Auf den Internetseiten der Edelmetallhändler wie Pro Aurum gibt es bereits Lücken im Angebot. Barren und Münzen sind nicht mehr in allen Stückelungen erhältlich. „Die Orders lagen bei uns in den vergangenen beiden Wochen knapp 100 Prozent höher im Vergleich zum Durchschnitt der ersten beiden Monate des Jahres“, sagt Mirko Schmidt, Mitgründer des Edelmetallhändlers. Im Schnitt kaufe ein Kunde für 9000 Euro Gold.

Ukraine-Krise: Gold gilt seit Jahrzehnten als Krisenwährung.
Ukraine-Krise: Gold gilt seit Jahrzehnten als Krisenwährung. © dpa | Sven Hoppe

Krieg: Lohnt sich der Kauf von Gold noch?

Gold hat in den vergangenen Tagen stark von den Unsicherheiten und einer sich weiter abzeichnenden Inflation profitiert. Die Feinunze Gold (31,1 Gramm) kostet inzwischen mehr als 2000 Dollar. In Euro hatte der Goldpreis ein historisches Hoch mit 1877 Euro erreicht. Aktuell liegt die Feinunze knapp über 1800 Euro.
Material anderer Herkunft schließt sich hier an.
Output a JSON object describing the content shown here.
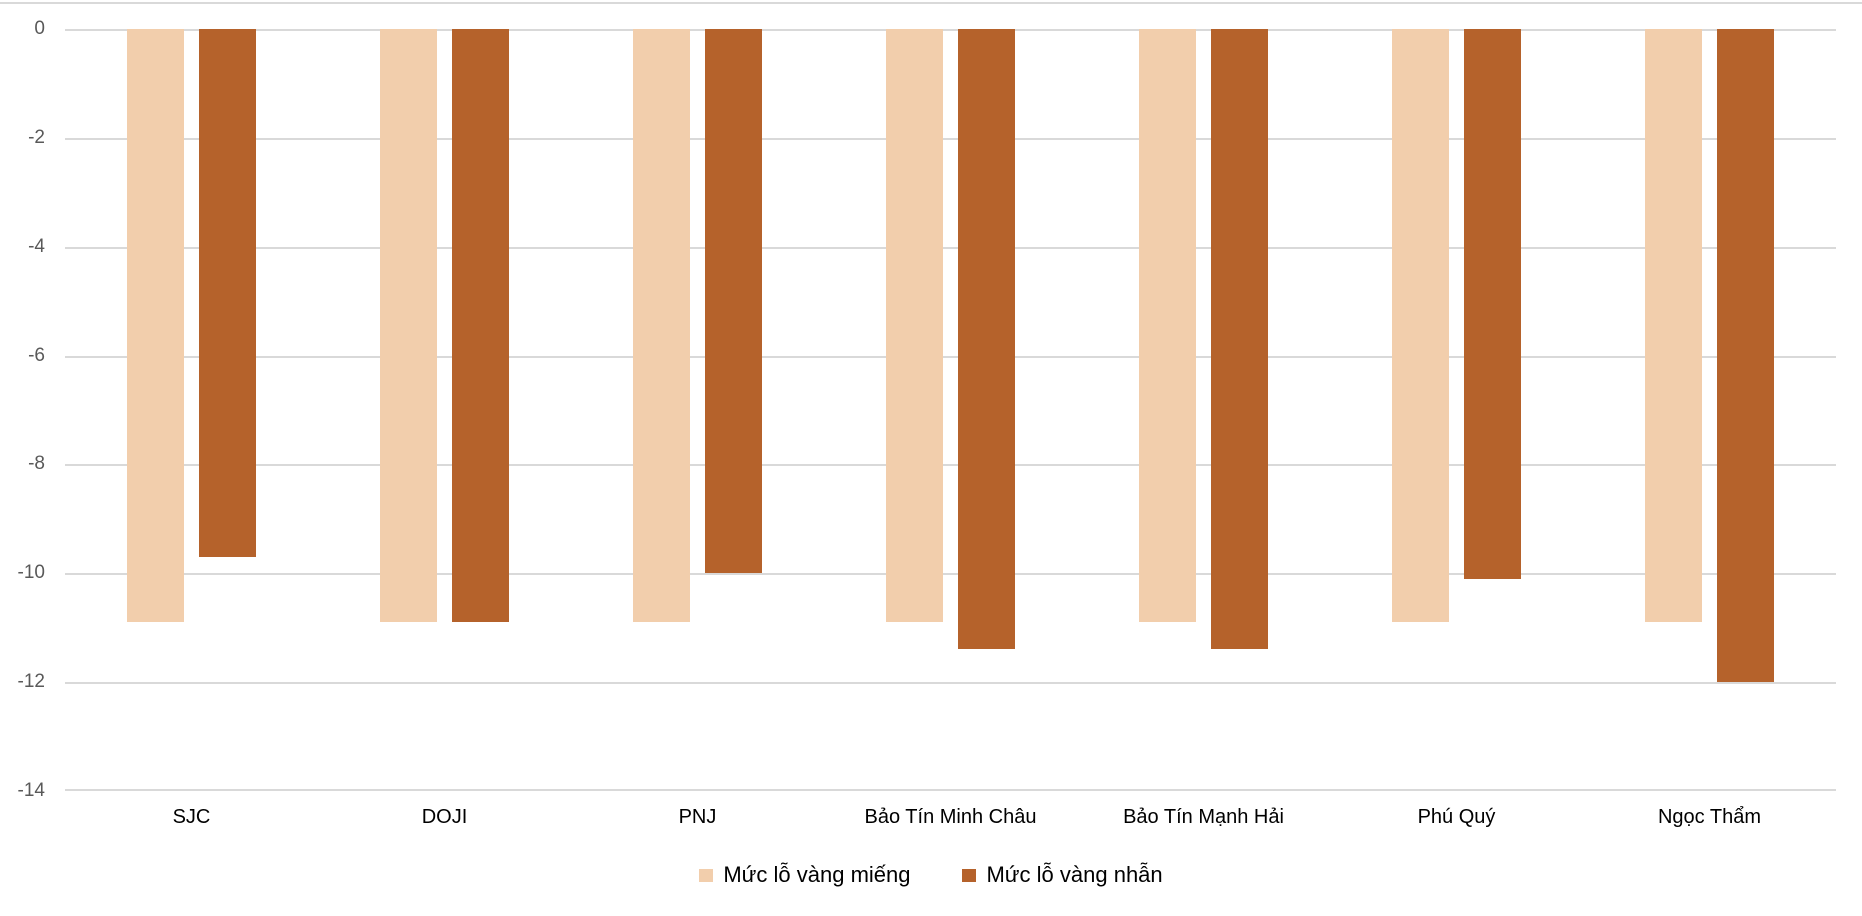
{
  "chart_data": {
    "type": "bar",
    "orientation": "vertical",
    "title": "",
    "xlabel": "",
    "ylabel": "",
    "categories": [
      "SJC",
      "DOJI",
      "PNJ",
      "Bảo Tín Minh Châu",
      "Bảo Tín Mạnh Hải",
      "Phú Quý",
      "Ngọc Thẩm"
    ],
    "series": [
      {
        "name": "Mức lỗ vàng miếng",
        "color": "#F2CEAC",
        "values": [
          -10.9,
          -10.9,
          -10.9,
          -10.9,
          -10.9,
          -10.9,
          -10.9
        ]
      },
      {
        "name": "Mức lỗ vàng nhẫn",
        "color": "#B5622B",
        "values": [
          -9.7,
          -10.9,
          -10.0,
          -11.4,
          -11.4,
          -10.1,
          -12.0
        ]
      }
    ],
    "ylim": [
      -14,
      0
    ],
    "y_ticks": [
      0,
      -2,
      -4,
      -6,
      -8,
      -10,
      -12,
      -14
    ],
    "grid": true,
    "legend_position": "bottom",
    "colors": {
      "gridline": "#D9D9D9",
      "axis_tick_label": "#595959",
      "category_label": "#000000",
      "legend_label": "#000000",
      "background": "#FFFFFF"
    }
  }
}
Wer 2012 damals auf den Höchstkursen der Euro-Schuldenkrise kaufte, musste viele Jahren warten, bis er seinen Kaufkurs wieder erreicht hatte. Aber auch diese Anleger sind jetzt deutlich im Plus. „Heute spricht mehr für Gold als noch vor drei Monaten“, sagt Schimmer. Aber er rät nur zu einem Depotanteil von fünf Prozent. Hintergrund: Warum Experten vor Bitcoin, Ether und Co. warnen

Ukraine-Krise: Kann ich vom Anstieg der Rohstoffpreise profitieren?

In Öl oder Gas können Anleger nicht so einfach investieren, weil die Rohstoffe auf Termin gehandelt werden. Die Alternative sind Aktien von Unternehmen, die wie Royal Dutch Shell Rohstoffe wie Öl fördern. Die schwierige Einzeltitelauswahl kann man umgehen, indem man auf Aktienfonds setzt, die diese Rohstoffproduzenten bündeln. Bekannte Fondsgesellschaften wie Union-Investment oder Allianz haben solche Fonds im Angebot.

Was bringen sichere Staatsanleihen in Kriegszeiten noch?

Wer jetzt in eine zehnjährige Bundesanleihe investiert, muss sich mit einer negativen Rendite abfinden. Das ist keine wirkliche Alternative. Dagegen verspricht eine zehnjährige US-Staatsanleihe eine Rendite von 1,85 Prozent, aber die Inflationsrate liegt mit knapp acht Prozent auch über der von Deutschland (5,1 Prozent). „In Krisenzeiten ist der Dollar die Fluchtwährung schlechthin, was aktuell die Schwäche des Euro auch ganz klar zeigt“, sagt Schimmer. Wer in Europa bleiben will, kann auch auf eine norwegische zehnjährige Staatsanleihen mit 2,10 Prozent Rendite setzen.